To keep it clean, I set up some crazy Gmail filters. There are a lot of email senders now that go directly to the trash. There are others that I don’t necessarily want to hit my inbox. If something hits my inbox it means a couple of things. I either need to see this mail or I need to act on it. If I don’t need to do either of those I decide if I need to keep receiving mail from the sender. If I don’t need future mail from the sender I send it directly to the trash when it comes in using a filter. I do routinely check my trash with a quick glance to see if something is mismarked. Some data though, like a list of the songs I listened to throughout the day came through last.fm, this data I want to keep this – but I don’t want it in my inbox. That type of data gets moved to a “sort” folder. When I get to this data I will act on it if I need to, but otherwise, I put it in its proper place.

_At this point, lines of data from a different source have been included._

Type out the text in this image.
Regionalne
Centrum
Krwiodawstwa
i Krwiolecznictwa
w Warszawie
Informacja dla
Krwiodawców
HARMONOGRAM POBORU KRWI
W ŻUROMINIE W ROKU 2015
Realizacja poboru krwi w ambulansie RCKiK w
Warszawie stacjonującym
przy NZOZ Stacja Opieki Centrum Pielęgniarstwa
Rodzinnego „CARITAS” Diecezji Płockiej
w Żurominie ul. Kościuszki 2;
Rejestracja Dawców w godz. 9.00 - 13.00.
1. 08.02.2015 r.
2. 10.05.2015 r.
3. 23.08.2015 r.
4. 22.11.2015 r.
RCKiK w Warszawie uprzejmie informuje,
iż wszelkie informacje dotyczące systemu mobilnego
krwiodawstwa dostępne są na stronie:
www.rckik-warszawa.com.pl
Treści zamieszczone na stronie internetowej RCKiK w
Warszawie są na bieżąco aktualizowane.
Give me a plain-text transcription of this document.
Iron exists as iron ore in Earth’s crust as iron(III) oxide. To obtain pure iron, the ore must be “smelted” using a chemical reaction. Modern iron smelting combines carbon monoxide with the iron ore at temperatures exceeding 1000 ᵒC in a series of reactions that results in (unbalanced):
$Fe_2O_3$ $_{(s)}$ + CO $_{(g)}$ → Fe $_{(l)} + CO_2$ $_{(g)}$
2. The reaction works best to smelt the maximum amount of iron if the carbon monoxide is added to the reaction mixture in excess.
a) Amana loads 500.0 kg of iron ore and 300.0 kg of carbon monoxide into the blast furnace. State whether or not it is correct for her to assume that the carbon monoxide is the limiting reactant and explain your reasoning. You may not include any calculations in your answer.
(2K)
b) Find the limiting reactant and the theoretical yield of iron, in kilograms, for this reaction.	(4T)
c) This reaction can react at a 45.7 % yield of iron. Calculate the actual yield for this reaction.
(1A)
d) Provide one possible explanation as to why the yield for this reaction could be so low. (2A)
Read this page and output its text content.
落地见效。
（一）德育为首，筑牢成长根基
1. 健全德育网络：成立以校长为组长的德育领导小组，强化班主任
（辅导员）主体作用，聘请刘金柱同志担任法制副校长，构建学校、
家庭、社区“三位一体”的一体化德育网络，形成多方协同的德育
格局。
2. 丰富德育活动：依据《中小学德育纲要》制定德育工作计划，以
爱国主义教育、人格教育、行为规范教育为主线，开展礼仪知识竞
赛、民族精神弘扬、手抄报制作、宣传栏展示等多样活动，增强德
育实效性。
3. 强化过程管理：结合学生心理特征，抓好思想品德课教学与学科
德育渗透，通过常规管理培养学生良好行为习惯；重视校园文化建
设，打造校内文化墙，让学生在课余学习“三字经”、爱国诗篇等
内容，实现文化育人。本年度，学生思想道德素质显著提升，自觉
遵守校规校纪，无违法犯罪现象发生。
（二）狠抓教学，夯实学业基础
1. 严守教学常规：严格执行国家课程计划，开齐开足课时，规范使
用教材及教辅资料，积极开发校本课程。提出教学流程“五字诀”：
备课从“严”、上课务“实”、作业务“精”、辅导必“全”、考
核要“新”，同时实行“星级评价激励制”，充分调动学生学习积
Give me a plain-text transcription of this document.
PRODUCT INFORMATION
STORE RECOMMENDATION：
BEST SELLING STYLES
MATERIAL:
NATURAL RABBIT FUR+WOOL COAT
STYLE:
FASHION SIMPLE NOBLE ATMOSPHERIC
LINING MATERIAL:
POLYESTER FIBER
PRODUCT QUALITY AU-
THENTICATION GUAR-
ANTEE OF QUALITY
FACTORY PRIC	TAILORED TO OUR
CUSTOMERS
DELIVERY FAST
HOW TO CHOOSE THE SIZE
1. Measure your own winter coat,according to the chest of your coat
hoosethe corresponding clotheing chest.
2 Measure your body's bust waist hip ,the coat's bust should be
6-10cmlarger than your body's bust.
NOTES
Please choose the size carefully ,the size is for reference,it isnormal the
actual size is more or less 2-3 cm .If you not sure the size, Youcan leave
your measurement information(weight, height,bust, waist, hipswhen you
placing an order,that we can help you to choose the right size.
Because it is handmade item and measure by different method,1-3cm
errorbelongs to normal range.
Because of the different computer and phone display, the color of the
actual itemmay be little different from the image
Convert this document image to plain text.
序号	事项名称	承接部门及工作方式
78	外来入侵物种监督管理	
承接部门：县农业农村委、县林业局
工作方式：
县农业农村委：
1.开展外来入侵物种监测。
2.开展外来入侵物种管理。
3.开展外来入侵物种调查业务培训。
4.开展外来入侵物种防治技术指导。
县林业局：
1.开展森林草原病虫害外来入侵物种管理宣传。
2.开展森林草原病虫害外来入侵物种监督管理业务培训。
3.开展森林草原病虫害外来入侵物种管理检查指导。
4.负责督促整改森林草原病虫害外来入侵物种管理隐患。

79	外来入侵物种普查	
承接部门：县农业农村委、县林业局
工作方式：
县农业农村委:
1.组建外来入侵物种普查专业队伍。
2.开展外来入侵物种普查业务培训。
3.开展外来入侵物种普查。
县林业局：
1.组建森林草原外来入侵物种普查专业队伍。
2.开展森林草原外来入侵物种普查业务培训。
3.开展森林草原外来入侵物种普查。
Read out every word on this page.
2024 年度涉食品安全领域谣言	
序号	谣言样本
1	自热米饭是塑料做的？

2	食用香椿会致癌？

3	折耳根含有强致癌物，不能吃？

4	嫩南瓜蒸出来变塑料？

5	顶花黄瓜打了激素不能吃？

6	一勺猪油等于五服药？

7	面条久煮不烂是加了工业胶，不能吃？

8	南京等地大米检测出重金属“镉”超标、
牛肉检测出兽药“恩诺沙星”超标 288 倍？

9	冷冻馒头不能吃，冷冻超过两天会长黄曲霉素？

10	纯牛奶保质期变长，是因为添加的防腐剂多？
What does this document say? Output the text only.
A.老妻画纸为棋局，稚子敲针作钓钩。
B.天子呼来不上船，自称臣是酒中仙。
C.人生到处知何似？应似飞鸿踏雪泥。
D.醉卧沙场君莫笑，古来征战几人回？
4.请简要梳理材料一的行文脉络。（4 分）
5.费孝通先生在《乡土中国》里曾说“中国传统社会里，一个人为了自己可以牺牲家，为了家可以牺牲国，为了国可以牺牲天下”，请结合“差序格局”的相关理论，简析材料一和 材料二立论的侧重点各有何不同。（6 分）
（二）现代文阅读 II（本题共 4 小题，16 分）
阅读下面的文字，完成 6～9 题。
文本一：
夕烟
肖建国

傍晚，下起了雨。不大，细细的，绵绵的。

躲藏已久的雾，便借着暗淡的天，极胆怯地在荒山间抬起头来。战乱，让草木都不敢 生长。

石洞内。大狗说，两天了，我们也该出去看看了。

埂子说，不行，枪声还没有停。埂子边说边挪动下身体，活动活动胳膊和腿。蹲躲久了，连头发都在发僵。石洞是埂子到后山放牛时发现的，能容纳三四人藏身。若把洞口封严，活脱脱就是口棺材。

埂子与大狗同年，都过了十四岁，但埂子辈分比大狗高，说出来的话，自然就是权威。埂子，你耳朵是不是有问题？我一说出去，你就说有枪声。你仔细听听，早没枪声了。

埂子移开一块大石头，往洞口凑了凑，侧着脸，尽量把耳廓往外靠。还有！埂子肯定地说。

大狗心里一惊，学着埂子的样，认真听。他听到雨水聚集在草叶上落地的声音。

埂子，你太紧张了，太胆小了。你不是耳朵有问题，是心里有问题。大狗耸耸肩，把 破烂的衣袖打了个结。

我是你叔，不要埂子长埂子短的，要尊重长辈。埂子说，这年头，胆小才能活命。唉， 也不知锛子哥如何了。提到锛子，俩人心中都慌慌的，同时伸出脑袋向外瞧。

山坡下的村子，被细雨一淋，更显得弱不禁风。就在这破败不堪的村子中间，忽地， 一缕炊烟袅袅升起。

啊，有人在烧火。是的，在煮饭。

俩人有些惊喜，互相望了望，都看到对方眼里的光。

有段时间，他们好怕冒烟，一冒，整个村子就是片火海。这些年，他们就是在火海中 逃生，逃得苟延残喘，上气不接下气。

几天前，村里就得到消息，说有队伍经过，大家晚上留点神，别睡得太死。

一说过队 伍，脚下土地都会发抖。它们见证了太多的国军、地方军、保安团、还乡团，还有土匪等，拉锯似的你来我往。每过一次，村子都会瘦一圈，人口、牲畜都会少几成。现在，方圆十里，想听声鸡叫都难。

I broke myself free of folderitis by using a simple method. I have a master folder for each year that I have mail from. Under each of these folders, I placed each of the twelve months. These and the sort folder are all that exists outside of the default folders in my email archive. For example, all email that came in over the weekend has been moved to 2010 / 10 – Oct. folder. A generalized time frame has been more than enough for me. This process has taken months to get to, but my data is not so much sorting email as much as acting upon it now.

I’m in the process of working on photos the same way; I’ll detail that information in a follow-up. Since this is an ongoing thing that will take another few months to get through, there might be some different insights into it.